Department of Radiation Oncology, University of Pennsylvania, Philadelphia, Pennsylvania.
Biostatistics, Epidemiology, and Informatics, University of Pennsylvania, Philadelphia, Pennsylvania.
Int J Radiat Oncol Biol Phys. 2020 Feb 1;106(2):358-368. doi: 10.1016/j.ijrobp.2019.10.019. Epub 2019 Oct 22.
There are no established imaging biomarkers that predict response during chemoradiation for patients with locally advanced non-small cell lung carcinoma. At our institution, proton therapy (PT) patients undergo repeat computed tomography (CT) simulations twice during radiation. We hypothesized that tumor regression measured on these scans would separate early and late responders and that early response would translate into better outcomes.
Patients underwent CT simulations before starting PT (CT0) and between weeks 1 to 3 (CT1) and weeks 4 to 7 (CT2) of PT. Primary tumor volume (TVR) and nodal volume (NVR) reduction were calculated at CT1 and CT2. Based on recursive partitioning analysis, early response at CT1 and CT2 was defined as ≥20% and ≥40%, respectively. Locoregional and overall progression-free survival (PFS), distant metastasis-free survival, and overall survival by response status were measured using Kaplan-Meier analysis.

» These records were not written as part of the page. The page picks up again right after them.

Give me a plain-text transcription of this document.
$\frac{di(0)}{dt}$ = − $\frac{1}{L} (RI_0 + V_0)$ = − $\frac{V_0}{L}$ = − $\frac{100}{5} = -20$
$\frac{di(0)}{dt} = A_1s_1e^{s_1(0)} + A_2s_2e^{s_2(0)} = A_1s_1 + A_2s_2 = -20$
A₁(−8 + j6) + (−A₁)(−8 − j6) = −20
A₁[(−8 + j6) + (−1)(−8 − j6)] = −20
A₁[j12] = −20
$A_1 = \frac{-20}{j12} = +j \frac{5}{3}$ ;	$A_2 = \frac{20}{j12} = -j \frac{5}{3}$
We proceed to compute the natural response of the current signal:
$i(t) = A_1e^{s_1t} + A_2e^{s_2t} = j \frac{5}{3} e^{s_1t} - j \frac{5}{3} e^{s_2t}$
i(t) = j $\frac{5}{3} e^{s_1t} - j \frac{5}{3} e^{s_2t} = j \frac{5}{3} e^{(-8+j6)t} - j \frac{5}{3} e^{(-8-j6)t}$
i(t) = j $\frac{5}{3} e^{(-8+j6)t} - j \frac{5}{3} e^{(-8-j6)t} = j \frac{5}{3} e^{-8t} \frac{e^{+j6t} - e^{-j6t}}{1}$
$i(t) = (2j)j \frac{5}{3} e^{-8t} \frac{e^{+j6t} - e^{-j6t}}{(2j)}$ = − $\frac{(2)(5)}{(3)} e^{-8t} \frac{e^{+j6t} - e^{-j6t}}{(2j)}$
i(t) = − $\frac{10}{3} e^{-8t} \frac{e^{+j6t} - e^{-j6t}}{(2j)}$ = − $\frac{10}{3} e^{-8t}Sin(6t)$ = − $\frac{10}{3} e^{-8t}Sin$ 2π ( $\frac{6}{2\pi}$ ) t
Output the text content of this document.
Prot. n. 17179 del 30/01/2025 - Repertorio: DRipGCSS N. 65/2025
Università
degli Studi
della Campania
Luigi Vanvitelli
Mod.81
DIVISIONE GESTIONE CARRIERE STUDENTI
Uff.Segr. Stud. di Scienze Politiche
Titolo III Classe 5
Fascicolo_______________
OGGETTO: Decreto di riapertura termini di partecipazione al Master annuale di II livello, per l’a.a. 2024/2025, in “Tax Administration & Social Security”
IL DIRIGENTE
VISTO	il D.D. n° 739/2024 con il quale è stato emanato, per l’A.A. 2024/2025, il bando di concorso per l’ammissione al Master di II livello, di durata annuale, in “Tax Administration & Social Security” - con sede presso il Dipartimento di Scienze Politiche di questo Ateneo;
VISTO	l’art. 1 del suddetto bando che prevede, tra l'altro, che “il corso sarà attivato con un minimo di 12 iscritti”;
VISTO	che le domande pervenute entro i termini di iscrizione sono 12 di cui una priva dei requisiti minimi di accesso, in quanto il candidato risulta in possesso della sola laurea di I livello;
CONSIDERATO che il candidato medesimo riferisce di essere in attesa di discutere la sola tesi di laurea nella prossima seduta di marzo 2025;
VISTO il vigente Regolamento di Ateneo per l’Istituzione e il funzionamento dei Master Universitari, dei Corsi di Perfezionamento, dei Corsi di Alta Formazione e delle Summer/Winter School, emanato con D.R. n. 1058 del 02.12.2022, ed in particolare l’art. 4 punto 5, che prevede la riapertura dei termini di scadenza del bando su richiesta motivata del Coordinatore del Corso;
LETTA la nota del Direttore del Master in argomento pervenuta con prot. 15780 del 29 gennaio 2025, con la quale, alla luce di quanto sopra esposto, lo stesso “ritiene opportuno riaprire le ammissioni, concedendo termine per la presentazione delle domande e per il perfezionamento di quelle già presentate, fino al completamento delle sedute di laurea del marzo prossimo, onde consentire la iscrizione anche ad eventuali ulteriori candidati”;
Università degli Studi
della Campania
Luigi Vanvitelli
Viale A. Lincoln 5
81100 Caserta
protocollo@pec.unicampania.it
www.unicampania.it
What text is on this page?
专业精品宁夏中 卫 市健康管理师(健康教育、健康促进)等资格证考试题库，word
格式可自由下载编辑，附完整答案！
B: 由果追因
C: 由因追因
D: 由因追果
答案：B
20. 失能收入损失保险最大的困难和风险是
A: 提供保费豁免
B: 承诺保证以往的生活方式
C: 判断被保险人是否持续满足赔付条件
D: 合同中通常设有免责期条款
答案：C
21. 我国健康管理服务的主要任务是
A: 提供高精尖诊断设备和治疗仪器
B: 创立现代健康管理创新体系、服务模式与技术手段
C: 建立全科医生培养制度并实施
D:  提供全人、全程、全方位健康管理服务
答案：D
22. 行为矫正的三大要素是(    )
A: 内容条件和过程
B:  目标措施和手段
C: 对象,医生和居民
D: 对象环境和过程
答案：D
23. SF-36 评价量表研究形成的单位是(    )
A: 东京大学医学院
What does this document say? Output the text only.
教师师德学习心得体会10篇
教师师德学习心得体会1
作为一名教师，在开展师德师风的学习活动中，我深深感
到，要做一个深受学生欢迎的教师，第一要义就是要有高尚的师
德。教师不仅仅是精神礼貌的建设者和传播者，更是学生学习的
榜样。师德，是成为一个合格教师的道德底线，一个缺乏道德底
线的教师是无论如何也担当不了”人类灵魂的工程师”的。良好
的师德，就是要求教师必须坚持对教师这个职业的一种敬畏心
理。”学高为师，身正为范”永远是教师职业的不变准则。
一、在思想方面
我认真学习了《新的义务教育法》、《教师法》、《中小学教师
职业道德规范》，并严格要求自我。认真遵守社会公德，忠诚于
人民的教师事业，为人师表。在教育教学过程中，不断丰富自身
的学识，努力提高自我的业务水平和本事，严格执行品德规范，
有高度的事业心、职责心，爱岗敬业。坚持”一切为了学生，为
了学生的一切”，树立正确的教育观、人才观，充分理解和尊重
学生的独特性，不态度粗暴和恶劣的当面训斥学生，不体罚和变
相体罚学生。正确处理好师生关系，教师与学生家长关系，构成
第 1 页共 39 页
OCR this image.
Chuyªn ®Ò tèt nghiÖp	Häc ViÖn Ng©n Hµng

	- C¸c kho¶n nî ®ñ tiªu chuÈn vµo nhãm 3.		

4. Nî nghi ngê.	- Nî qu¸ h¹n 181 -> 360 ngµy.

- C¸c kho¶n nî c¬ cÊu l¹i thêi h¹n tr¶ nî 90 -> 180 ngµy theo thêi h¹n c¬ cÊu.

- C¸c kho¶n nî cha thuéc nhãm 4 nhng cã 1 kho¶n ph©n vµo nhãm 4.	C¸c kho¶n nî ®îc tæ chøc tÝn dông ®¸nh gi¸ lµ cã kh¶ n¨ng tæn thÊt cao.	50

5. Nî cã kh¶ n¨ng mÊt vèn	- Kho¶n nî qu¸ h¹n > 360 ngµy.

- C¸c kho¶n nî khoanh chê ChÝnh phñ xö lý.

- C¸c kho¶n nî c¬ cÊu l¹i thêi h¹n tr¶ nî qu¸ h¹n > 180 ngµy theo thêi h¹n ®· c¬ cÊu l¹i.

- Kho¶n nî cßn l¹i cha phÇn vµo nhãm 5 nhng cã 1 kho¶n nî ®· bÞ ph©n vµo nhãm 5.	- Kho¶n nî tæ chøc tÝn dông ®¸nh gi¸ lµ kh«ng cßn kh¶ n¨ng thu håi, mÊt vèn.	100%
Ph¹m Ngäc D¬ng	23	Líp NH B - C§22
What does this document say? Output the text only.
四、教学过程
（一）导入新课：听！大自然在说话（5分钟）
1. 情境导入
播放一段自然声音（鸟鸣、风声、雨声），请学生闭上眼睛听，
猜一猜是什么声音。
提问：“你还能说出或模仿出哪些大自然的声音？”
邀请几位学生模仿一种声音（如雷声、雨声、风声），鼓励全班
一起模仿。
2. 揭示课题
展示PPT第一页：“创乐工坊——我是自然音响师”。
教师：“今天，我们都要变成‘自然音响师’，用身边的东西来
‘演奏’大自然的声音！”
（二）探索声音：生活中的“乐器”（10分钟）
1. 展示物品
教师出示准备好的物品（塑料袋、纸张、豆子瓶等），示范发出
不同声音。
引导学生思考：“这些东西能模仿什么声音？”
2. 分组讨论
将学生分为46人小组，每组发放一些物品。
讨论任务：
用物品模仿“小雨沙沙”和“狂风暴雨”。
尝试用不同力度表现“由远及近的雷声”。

Ninety-seven patients with locally advanced non-small cell lung carcinoma underwent definitive PT to a median dose of 66.6 Gy with concurrent chemotherapy. Median TVR and NVR at CT1 were 19% (0-79%) and 19% (0-75%), respectively. At CT2, they were 33% (2-98%) and 35% (0-89%), respectively. With a median follow-up of 25 months, the median overall survival and PFS for the entire cohort was 24.9 and 13.2 months, respectively. Compared with patients with TVR and NVR <20% at T1 and <40% at T2, patients with TVR and NVR ≥20% at CT1 and ≥40% at CT2 had improved median locoregional PFS (27.15 vs 12.97 months for TVR ≥40% vs <40%, P < .01, and 25.67 vs 12.09 months for NVR ≥40% vs <40%, P < .01) and median PFS (22.7 vs 9.2 months, P < .01, and 20.3 vs 7.9 months, P < .01), confirmed on multivariate Cox regression analysis.
Significantly improved outcomes in patients with early responses to therapy, as measured by TVR and NVR, were seen. Further study is warranted to determine whether treatment intensification will improve outcomes in slow-responding patients.
目前尚没有影像学生物标志物可以预测接受局部晚期非小细胞肺癌放化疗患者的反应。在我们的机构中,行质子治疗(PT)的患者在放疗期间会进行两次重复计算机断层扫描(CT)模拟。我们假设这些扫描上测量的肿瘤退缩可以区分早期和晚期反应者,并且早期反应可以转化为更好的结果。
患者在开始 PT 之前(CT0)以及在 PT 的第 1 至 3 周(CT1)和第 4 至 7 周(CT2)时进行 CT 模拟。在 CT1 和 CT2 时计算原发性肿瘤体积(TVR)和淋巴结体积(NVR)的减少量。根据递归分区分析,将 CT1 和 CT2 时的早期反应定义为≥20%和≥40%。通过 Kaplan-Meier 分析测量根据反应状态的局部区域和总无进展生存(PFS)、远处转移无进展生存和总生存。
97 例局部晚期非小细胞肺癌患者接受了中位数为 66.6 Gy 的根治性 PT 治疗,并同时接受了化疗。CT1 时 TVR 和 NVR 的中位数分别为 19%(0-79%)和 19%(0-75%)。在 CT2 时,它们分别为 33%(2-98%)和 35%(0-89%)。中位随访 25 个月后,整个队列的中位总生存和 PFS 分别为 24.9 和 13.2 个月。与 TVR 和 NVR 在 T1 时<20%且在 T2 时<40%的患者相比,TVR 和 NVR 在 CT1 时≥20%且在 CT2 时≥40%的患者具有改善的中位局部区域 PFS(TVR≥40%与<40%的患者相比,27.15 个月比 12.97 个月,P<.01,NVR≥40%与<40%的患者相比,25.67 个月比 12.09 个月,P<.01)和中位 PFS(22.7 个月比 9.2 个月,P<.01,20.3 个月比 7.9 个月,P<.01),在多变量 Cox 回归分析中得到证实。
观察到治疗早期反应(通过 TVR 和 NVR 测量)的患者有明显改善的结果。需要进一步研究以确定强化治疗是否会改善反应缓慢的患者的结局。